The Doctrine That Opens Our Wallets
When B.B. Warfield defended the absolute trustworthiness of Scripture, he was not engaged in mere academic exercise. He understood that if God's Word is wholly true, then every imperative it contains carries the full weight of divine authority. This matters profoundly when we open our Bibles to 2 Corinthians 9:7: "Each one must give as he has decided in his heart, not reluctantly or under compulsion, for God loves a cheerful giver."
Notice the precision of the inspired text. Paul does not say God tolerates a cheerful giver or accepts a cheerful giver. The Holy Spirit, through the apostle, chose the word "loves" — the Greek agapao — indicating divine delight directed toward a specific disposition of the heart. This is not suggestion. This is inerrant revelation about what pleases Almighty God.

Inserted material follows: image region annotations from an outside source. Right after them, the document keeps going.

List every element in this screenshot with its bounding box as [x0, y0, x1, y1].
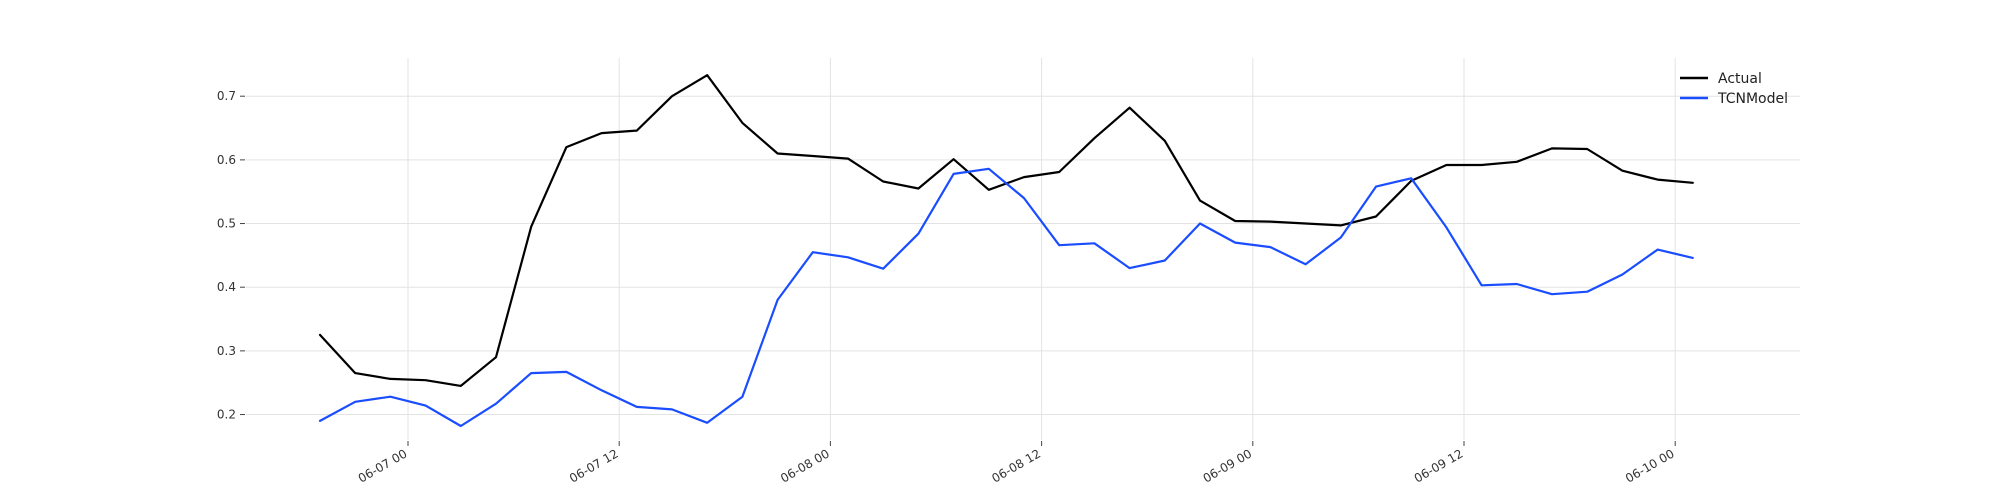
- x-tick-label: 06-07 12: [567, 446, 621, 485]
- y-axis-ticks: 0.2 0.3 0.4 0.5 0.6 0.7: [217, 89, 245, 422]
- grid-lines: [246, 58, 1800, 440]
- y-tick-label: 0.5: [217, 217, 236, 231]
- legend-label: TCNModel: [1717, 91, 1788, 107]
- x-tick-label: 06-08 12: [989, 446, 1043, 485]
- x-tick-label: 06-10 00: [1623, 446, 1677, 485]
- series-line-tcnmodel: [318, 167, 1694, 428]
- legend-label: Actual: [1718, 71, 1762, 87]
- x-axis-ticks: 06-07 00 06-07 12 06-08 00 06-08 12 06-09 00…: [356, 441, 1677, 486]
- x-tick-label: 06-09 00: [1201, 446, 1255, 485]
- x-tick-label: 06-07 00: [356, 446, 410, 485]
- x-tick-label: 06-09 12: [1412, 446, 1466, 485]
- legend: Actual TCNModel: [1680, 71, 1788, 107]
- y-tick-label: 0.4: [217, 280, 236, 294]
- y-tick-label: 0.3: [217, 344, 236, 358]
- y-tick-label: 0.7: [217, 89, 236, 103]
- x-tick-label: 06-08 00: [778, 446, 832, 485]
- y-tick-label: 0.2: [217, 408, 236, 422]
- y-tick-label: 0.6: [217, 153, 236, 167]
- series-line-actual: [318, 74, 1694, 387]
- series-lines: [318, 74, 1694, 428]
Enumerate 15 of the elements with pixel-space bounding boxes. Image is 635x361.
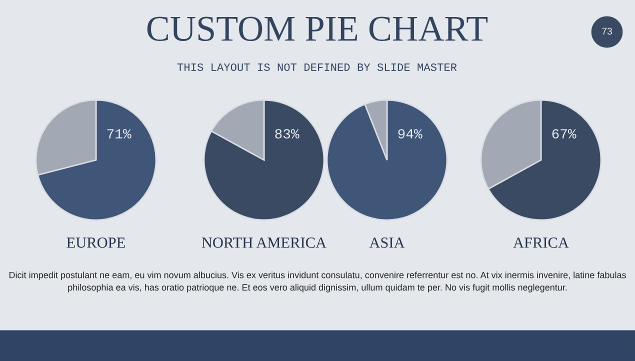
text: 73 bbox=[602, 28, 612, 35]
data-label: 94% bbox=[398, 129, 422, 139]
data-label: 83% bbox=[275, 129, 300, 139]
text: THIS LAYOUT IS NOT DEFINED BY SLIDE MASTER bbox=[177, 63, 457, 71]
text: NORTH AMERICA bbox=[202, 238, 326, 248]
text: Dicit impedit postulant ne eam, eu vim novum albucius. Vis ex veritus invidunt consulatu, convenire referrentur est no. At vix inermis invenire, latine fabulas philosophia ea vis, has oratio patrioque ne. Et eos vero aliquid dignissim, ullum quidam te per. No vis fugit mollis neglegentur. bbox=[9, 272, 626, 292]
data-label: 67% bbox=[552, 129, 576, 139]
text: ASIA bbox=[369, 238, 405, 248]
pie-slice bbox=[203, 99, 325, 221]
data-label: 71% bbox=[107, 129, 132, 138]
text: EUROPE bbox=[66, 238, 125, 248]
pie-slice bbox=[37, 99, 157, 221]
text: AFRICA bbox=[513, 238, 569, 248]
pie-slice bbox=[326, 99, 448, 221]
text: CUSTOM PIE CHART bbox=[147, 16, 488, 42]
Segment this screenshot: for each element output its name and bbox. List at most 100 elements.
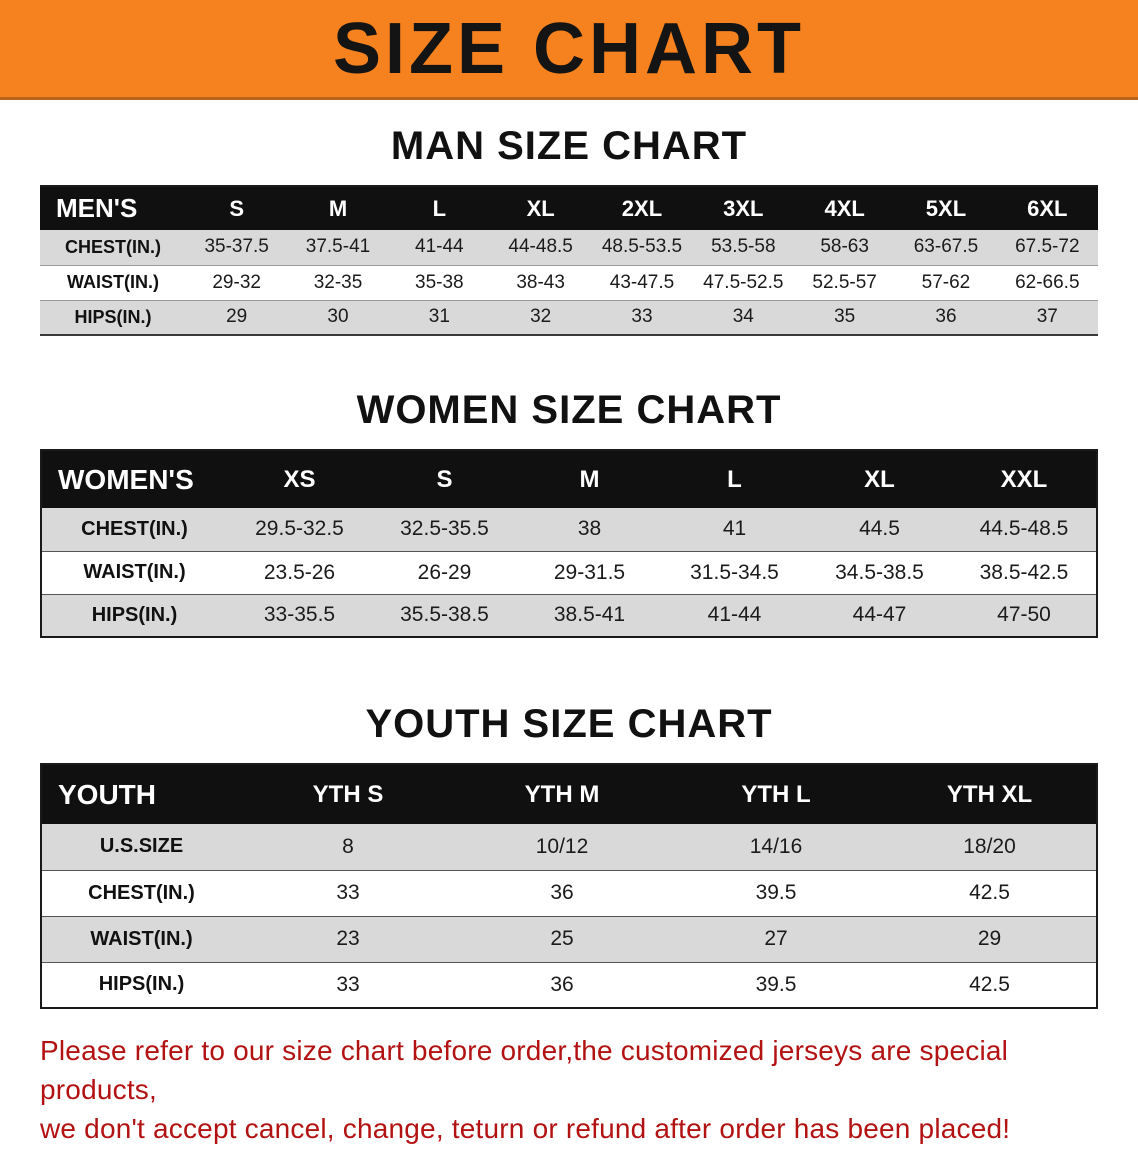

A pastor once challenged his congregation: "If you believe this Book is without error in all it affirms, then you cannot treat its commands about money as optional footnotes." One elder, a retired accountant who had spent decades verifying numbers, said it changed everything for him. "I trusted balance sheets my whole career. When I finally trusted the Bible with that same certainty — that every word about generosity is absolutely true — giving stopped feeling like loss and started feeling like obedience to a promise-keeping God."
Doctrinal conviction must produce practical generosity. If we truly believe Scripture is the inerrant Word of God, then cheerful, sacrificial giving is not merely recommended — it is the only reasonable response to a text we claim to trust completely.